Y	Hacker News new \| ask \| show \| jobs

by rosser 4530 days ago

The shell command

  cat file | grep 'expression'

is the shell analogue of the SQL query

  select * from (select * from table) as q where column like '%expression%'

...except that a decent query optimizer will collapse the extraneous inner query. Bash doesn't know how to do that.

It's also more expensive:

  # wc -l /var/log/secure
  97845 /var/log/secure
  # time cat /var/log/secure | grep root > /dev/null

  real    0m1.600s
  user    0m1.517s
  sys     0m0.294s  
  # time grep root /var/log/secure > /dev/null

  real    0m1.275s
  user    0m1.237s
  sys     0m0.036s

That's an extra .3-and-change seconds, or over 25% longer, on a 98k line file. Scale that up to a multi-million line ngnix log file, and I'd actually say it's a worse than useless use of cat.

3 comments

NyxWulf 4530 days ago

wc -l is faster however it only works on an uncompressed file. The pipeline in the article was doing much more complicated work on the stream of output. I will often separate my pipeline logic from my "read this data and feed it into the pipeline" logic, since the logic around what to read in and where to write it can often change even when using the same logical pipeline.

As a simple example: cat somefiles.txt | pipeline_script > stored_output.txt

Other times I'm reading gzipped files or remote log files, I don't want that data mixed in with the pipeline logic. If I want to move the output files to a different directory on one set of servers, that may not impact my generalized pipeline.

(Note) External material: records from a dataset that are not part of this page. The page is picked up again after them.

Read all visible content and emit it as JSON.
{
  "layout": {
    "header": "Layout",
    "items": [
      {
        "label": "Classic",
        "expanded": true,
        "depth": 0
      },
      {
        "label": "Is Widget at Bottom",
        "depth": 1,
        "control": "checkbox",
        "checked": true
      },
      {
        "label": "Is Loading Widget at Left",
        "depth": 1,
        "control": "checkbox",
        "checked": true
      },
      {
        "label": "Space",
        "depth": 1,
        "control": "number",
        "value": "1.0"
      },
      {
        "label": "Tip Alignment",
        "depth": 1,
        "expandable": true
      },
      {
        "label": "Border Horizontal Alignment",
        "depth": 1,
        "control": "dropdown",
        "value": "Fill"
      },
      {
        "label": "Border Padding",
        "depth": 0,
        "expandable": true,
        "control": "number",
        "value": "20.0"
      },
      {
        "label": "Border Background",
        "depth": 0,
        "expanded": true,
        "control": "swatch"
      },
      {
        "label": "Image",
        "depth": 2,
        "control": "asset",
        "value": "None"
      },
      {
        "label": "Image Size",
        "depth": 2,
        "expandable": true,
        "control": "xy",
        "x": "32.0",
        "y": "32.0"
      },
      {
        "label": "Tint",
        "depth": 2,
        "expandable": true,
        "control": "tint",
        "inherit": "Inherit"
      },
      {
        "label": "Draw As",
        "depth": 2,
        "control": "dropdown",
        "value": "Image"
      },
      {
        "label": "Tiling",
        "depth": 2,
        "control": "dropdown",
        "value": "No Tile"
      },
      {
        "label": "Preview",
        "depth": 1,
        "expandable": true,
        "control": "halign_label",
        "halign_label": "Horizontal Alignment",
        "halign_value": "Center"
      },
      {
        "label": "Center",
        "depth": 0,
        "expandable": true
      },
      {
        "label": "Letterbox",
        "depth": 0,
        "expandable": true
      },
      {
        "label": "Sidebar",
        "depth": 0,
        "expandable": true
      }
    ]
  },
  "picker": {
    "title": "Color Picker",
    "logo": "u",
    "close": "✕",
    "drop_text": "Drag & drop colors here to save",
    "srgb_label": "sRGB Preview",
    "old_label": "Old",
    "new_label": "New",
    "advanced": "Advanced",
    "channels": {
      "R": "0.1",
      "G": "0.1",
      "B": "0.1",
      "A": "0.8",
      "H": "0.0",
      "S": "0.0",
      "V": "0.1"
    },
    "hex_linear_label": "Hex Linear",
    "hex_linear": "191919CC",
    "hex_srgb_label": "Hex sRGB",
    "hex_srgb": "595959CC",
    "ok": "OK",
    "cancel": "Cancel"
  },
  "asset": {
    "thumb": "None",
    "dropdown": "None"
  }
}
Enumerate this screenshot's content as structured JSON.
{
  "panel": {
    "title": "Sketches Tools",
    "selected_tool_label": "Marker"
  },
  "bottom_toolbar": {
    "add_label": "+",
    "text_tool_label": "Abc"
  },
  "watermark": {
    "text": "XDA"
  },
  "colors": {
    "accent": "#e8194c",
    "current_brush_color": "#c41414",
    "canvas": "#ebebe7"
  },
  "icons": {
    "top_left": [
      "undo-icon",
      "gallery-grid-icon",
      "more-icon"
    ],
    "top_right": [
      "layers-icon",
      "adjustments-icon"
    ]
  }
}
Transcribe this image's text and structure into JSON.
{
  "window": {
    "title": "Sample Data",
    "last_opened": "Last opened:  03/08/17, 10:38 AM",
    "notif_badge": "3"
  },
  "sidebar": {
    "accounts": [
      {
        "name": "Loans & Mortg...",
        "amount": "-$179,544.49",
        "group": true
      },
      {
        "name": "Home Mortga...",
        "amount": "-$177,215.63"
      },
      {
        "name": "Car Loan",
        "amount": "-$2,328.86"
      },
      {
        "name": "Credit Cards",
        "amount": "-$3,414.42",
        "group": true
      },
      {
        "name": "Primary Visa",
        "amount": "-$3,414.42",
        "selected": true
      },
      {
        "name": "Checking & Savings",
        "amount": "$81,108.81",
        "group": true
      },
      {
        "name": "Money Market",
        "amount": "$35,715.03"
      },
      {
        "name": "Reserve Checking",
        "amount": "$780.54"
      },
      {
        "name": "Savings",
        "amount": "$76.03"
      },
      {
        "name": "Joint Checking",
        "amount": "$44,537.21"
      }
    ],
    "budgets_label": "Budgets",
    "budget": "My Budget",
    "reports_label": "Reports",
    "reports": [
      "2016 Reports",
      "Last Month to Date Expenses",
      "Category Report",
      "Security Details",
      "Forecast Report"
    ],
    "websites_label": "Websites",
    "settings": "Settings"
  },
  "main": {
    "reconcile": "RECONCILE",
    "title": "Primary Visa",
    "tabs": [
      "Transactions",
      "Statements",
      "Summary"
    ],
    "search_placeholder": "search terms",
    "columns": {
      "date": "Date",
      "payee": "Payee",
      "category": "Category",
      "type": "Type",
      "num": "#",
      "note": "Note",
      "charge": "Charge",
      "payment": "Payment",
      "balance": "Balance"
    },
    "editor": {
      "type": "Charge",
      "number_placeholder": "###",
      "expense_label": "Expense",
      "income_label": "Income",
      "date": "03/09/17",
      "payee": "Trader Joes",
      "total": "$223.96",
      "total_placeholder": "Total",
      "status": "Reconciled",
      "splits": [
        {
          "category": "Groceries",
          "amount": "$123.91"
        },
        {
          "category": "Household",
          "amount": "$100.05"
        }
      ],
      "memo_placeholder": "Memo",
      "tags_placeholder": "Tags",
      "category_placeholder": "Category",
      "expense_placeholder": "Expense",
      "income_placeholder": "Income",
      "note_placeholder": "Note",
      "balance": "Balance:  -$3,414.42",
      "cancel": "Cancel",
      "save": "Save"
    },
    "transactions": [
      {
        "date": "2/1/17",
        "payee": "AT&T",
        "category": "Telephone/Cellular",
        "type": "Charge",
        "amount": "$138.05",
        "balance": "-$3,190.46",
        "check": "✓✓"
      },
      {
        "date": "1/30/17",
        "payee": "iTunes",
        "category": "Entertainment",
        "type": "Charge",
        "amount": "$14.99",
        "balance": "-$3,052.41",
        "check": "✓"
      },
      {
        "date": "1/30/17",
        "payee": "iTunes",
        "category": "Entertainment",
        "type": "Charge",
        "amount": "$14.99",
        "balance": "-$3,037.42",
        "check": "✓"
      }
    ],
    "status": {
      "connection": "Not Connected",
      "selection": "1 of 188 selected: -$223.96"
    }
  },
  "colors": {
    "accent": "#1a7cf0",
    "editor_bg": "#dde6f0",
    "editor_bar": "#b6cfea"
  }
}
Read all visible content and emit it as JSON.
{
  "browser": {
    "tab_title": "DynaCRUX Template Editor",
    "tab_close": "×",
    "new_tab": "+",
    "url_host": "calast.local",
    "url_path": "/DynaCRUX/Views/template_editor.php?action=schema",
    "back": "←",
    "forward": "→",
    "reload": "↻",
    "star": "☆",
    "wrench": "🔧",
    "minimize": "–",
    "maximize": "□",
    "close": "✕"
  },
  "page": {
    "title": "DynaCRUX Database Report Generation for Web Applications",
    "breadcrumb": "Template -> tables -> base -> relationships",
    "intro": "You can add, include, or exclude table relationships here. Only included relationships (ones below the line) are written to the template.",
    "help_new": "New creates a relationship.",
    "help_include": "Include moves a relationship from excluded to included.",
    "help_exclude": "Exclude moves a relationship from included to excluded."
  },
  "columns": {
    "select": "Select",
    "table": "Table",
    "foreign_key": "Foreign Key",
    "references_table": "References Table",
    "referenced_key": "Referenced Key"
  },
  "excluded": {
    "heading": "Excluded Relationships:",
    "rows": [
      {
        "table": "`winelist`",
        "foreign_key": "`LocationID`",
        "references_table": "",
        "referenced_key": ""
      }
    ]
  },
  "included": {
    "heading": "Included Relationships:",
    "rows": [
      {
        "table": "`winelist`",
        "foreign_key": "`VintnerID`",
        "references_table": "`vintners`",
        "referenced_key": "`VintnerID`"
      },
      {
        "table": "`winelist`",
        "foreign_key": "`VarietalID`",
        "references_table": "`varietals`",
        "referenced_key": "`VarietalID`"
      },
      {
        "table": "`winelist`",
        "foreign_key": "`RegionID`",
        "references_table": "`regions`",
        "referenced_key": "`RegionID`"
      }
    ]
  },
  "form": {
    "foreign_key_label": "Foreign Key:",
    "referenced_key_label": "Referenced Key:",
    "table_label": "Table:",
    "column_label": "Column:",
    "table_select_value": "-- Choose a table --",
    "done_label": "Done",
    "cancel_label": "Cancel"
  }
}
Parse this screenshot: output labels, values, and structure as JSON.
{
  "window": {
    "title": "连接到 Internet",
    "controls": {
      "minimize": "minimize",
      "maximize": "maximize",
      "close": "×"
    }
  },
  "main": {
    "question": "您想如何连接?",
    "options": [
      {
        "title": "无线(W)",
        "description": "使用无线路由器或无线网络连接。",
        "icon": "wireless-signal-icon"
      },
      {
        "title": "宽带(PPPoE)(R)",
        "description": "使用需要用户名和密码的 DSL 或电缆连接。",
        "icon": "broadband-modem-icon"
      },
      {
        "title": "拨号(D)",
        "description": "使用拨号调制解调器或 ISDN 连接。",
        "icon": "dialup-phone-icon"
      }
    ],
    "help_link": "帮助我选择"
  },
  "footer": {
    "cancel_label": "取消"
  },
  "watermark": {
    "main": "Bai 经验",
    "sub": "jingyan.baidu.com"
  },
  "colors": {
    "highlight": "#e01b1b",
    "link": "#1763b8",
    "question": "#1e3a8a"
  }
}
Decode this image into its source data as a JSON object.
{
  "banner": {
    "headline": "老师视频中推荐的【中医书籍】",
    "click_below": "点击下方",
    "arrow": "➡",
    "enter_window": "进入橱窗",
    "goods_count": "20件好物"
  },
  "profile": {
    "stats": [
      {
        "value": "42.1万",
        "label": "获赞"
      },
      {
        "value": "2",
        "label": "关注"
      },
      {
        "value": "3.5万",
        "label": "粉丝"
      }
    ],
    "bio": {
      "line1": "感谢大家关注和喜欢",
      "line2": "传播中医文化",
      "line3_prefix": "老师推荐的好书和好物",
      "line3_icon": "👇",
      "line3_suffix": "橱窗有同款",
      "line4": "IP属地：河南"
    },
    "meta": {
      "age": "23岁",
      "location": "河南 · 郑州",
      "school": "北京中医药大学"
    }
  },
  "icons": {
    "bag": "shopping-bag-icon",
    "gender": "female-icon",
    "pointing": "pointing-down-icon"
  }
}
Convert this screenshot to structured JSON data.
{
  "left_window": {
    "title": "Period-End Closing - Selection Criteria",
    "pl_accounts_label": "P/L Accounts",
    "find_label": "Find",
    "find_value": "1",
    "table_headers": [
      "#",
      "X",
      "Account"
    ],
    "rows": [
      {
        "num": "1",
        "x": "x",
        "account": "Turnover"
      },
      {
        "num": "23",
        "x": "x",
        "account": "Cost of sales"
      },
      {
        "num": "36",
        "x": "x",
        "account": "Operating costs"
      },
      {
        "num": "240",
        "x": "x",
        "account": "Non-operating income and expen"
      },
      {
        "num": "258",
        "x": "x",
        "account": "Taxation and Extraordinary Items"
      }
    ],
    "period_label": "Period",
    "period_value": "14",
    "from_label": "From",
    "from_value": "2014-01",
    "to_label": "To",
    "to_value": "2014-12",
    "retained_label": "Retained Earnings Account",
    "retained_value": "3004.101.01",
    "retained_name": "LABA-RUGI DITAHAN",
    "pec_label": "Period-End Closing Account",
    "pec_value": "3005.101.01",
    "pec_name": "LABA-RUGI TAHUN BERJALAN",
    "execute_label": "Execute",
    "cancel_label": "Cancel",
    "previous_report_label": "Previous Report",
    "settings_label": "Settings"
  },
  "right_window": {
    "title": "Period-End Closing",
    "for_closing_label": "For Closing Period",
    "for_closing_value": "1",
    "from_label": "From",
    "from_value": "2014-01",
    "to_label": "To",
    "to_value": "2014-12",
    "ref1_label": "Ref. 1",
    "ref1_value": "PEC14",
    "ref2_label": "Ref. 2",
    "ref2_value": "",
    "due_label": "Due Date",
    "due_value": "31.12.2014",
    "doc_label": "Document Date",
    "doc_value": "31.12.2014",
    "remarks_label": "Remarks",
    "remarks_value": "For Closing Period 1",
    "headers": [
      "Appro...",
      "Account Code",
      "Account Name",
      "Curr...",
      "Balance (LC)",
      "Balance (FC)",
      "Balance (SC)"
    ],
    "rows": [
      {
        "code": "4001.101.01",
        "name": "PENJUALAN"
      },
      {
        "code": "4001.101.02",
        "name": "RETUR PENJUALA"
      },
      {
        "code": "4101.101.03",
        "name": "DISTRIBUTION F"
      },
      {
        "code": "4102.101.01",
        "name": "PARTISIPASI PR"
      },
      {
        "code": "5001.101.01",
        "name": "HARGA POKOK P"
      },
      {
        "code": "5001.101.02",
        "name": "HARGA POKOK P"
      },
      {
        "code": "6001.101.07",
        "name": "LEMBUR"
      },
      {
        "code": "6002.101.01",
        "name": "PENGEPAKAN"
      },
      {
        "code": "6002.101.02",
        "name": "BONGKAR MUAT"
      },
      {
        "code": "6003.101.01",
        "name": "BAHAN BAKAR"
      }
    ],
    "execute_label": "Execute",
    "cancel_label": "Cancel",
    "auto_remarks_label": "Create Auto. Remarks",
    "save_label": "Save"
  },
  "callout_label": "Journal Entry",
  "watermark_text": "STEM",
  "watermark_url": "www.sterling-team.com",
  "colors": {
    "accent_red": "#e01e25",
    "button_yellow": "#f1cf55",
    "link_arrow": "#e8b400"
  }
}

I work with trillions of lines of log files and there are many ways to scale up pipelines. I wouldn't start optimizing the difference between 1.6s and 1.275s unless it made an economic impact on the problem. How often is it run? Can you process more lines in an economic unit of time with the faster version? If this is a job that runs once an hour or even once a minute how many lines are collected during that time?

Intermixing the grep or wc -l logic into the pipeline logic can have adverse support and maintenance costs and many times saves machine time while spending programmer time. Which one dominates in this scenario?

It's like the old saying...there is more than one way to skin a "cat". :)

link

dredmorbius 4530 days ago

over 25% longer

You're assuming a constant factor here. That might be the case. Or it could be one-time start-up overhead as the linker finds and opens library files.

Unless you profile the process over a range of input sizes, you don't know which you're observing. And you know what they say about premature optimization.

link

matdes 4530 days ago

is anyone using this particular blog's interpretation as production code??

No. And if you actually go to the link to the original question, you'll see that cat doesn't exist.

Last, I would disagree that `cat file` is equivalent to `select * from table`, his argument makes the comparison that `cat file` is equivalent to `table` itself, or `load data into table` which needs to happen before any relation can be performed against it.

link